6. De rechtbank is van oordeel dat de zware grond 3a feitelijk juist en voldoende gemotiveerd is. De feitelijke juistheid van deze grond wordt niet betwist. Eiser heeft namelijk geen documenten en is dus ook zonder geldige documenten Nederland ingereisd.
7. De zware grond 3a samen met de onbetwiste lichte gronden zijn voldoende om aan te nemen dat er een significant risico bestaat dat eiser zich aan het toezicht zal onttrekken en kunnen de maatregel van bewaring al dragen. Deze beroepsgrond slaagt daarom niet en de rechtbank laat de overige geschilpunten over de gronden van bewaring onbesproken.
8. Het beroep is ongegrond.

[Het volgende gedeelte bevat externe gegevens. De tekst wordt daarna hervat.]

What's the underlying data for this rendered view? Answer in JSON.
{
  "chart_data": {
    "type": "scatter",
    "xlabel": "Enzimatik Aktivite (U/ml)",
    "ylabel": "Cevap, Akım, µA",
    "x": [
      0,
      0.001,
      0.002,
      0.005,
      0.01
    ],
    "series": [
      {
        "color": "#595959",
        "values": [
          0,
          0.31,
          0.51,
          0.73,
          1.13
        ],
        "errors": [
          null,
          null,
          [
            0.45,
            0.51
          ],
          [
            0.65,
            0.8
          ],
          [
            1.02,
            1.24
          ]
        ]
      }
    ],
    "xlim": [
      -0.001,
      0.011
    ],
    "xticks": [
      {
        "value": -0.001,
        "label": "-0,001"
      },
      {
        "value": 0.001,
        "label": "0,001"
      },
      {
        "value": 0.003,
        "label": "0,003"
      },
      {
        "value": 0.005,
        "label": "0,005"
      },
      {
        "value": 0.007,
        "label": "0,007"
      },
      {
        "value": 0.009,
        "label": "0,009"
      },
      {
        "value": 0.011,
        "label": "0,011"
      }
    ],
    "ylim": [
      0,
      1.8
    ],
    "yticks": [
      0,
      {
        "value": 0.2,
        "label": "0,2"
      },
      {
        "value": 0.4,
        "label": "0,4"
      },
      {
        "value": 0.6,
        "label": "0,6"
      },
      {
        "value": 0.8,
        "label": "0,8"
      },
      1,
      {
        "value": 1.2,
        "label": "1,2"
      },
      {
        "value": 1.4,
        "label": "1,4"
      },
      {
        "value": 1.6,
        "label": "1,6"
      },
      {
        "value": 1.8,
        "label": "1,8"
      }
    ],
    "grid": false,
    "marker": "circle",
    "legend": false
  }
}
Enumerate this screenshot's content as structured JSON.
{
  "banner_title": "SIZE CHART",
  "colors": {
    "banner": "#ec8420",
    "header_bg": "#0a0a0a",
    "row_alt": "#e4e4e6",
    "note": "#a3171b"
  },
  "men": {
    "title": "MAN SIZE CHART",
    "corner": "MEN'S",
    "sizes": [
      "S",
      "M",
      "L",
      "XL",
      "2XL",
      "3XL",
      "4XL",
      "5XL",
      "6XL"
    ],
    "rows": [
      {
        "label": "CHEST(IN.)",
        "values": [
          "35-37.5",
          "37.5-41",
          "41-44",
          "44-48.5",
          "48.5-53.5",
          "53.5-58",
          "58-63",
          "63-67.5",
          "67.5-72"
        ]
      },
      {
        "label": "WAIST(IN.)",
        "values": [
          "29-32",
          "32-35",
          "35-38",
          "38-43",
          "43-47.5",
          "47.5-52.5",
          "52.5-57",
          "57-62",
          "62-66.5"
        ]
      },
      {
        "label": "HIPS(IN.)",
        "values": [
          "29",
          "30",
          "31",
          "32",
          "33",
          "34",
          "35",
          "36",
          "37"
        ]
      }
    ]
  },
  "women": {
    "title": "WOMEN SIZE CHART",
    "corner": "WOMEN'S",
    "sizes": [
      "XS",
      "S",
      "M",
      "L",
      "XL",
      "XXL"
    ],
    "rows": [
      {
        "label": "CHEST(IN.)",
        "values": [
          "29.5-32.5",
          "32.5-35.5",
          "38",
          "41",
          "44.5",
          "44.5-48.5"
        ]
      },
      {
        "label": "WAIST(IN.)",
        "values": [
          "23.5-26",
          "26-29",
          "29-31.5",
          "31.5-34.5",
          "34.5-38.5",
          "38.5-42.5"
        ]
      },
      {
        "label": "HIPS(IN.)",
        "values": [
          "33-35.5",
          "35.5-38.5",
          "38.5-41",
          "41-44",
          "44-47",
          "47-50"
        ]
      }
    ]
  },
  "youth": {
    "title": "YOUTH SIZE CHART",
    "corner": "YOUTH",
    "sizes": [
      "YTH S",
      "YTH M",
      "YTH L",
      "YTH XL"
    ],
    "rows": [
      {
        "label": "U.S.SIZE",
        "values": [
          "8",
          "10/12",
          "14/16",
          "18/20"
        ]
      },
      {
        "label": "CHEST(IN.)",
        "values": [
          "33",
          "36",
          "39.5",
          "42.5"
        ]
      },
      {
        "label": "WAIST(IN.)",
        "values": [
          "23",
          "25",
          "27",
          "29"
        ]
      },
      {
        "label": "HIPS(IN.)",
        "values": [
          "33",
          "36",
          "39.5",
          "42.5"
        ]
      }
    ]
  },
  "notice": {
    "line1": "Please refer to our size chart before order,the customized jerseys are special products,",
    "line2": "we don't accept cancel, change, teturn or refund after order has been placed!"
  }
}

Daarom wordt ook het verzoek om schadevergoeding afgewezen.
9. Voor een proceskostenveroordeling bestaat geen aanleiding.

Beslissing

De rechtbank:
  • verklaart het beroep ongegrond;
  • wijst het verzoek om schadevergoeding af.
Deze uitspraak is gedaan door mr. J.A. Schuman, rechter, in aanwezigheid van mr. E. Mulder, griffier.
De uitspraak is uitgesproken en bekendgemaakt op:
20 oktober 2021
en zal openbaar worden gemaakt door publicatie op rechtspraak.nl.

Documentcode: [documentcode]

Rechtsmiddel

Tegen deze uitspraak kan hoger beroep worden ingesteld bij de Afdeling Bestuursrechtspraak van de Raad van State binnen één week na de dag van bekendmaking.